Living with FreeBSD-CURRENT

Keeping up with FreeBSD-CURRENT requires work on your part. You should be on the FreeBSD-current@FreeBSD.org mailing list, which you can join via majordomo. See page 17 for details of how to use majordomo.

Build kernels with debug symbols

FreeBSD-CURRENT is not as stable as the released releases. To prepare yourself for possible problems, you should build kernels that include debug symbols. The resultant kernel is about 30 MB in size, but it will make debugging with ddb (the kernel debugger) or gdb much easier. Even if you don't intend to do this yourself, the information will be of great use to anybody you may call in to help. We looked at how to build a debug kernel on page 614.

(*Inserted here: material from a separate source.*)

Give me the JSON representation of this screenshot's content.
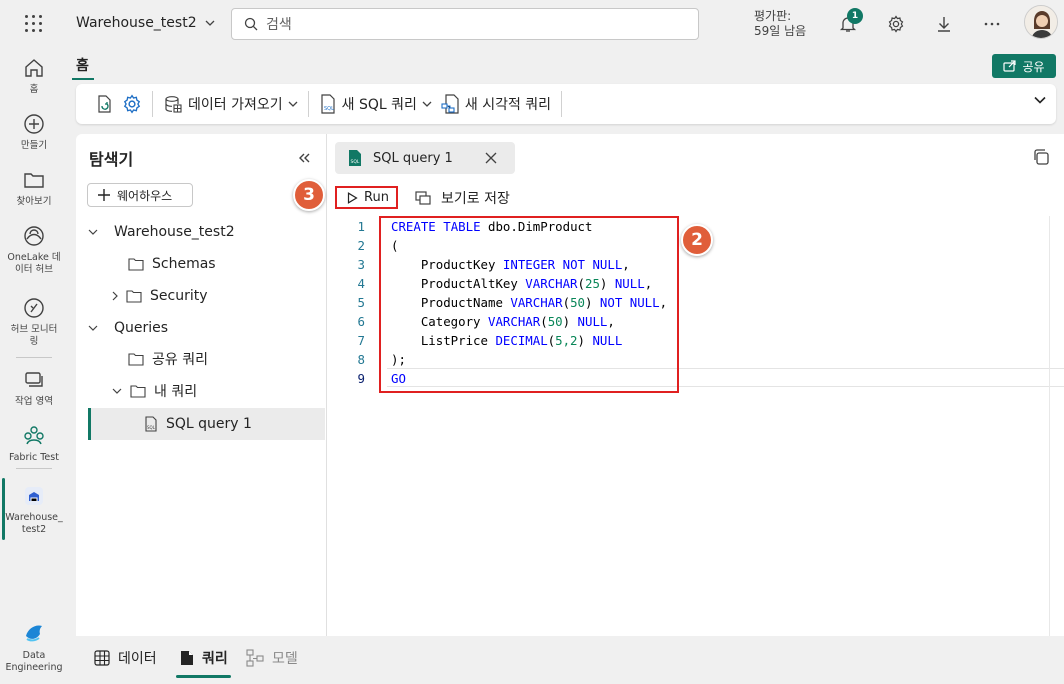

Solving problems in FreeBSD-CURRENT

You will run into problems with FreeBSD-CURRENT. When it happens, please first read the mailing list and possibly the mail archives and see if the problem has been reported. If it hasn't, try to investigate the problem yourself. Then send mail to FreeBSD-current describing the problem and what you have done to solve it.

If you experience a panic, please don't just send a message to FreeBSD-current saying "My kernel panics when I type foo." Remember that you're asking somebody to use their spare time to look at the problem. Make it easy for them:

  1. Update to the absolutely latest sources, unless emails have been warning against this.
  2. If you have any local patches, back them out.
  3. Recompile, from scratch, your kernel with ddb and with complete symbols (see above).
  4. Report all details from the panic. At an absolute minimum, give all information from
  5. show reg and trace.
  6. Try to dump the system.
  7. If you're successful, follow the procedure discussed in the following section to find out something about how the problem occurred.

If you don't do at least this, there isn't much chance that a mail message to FreeBSD-current will have much effect.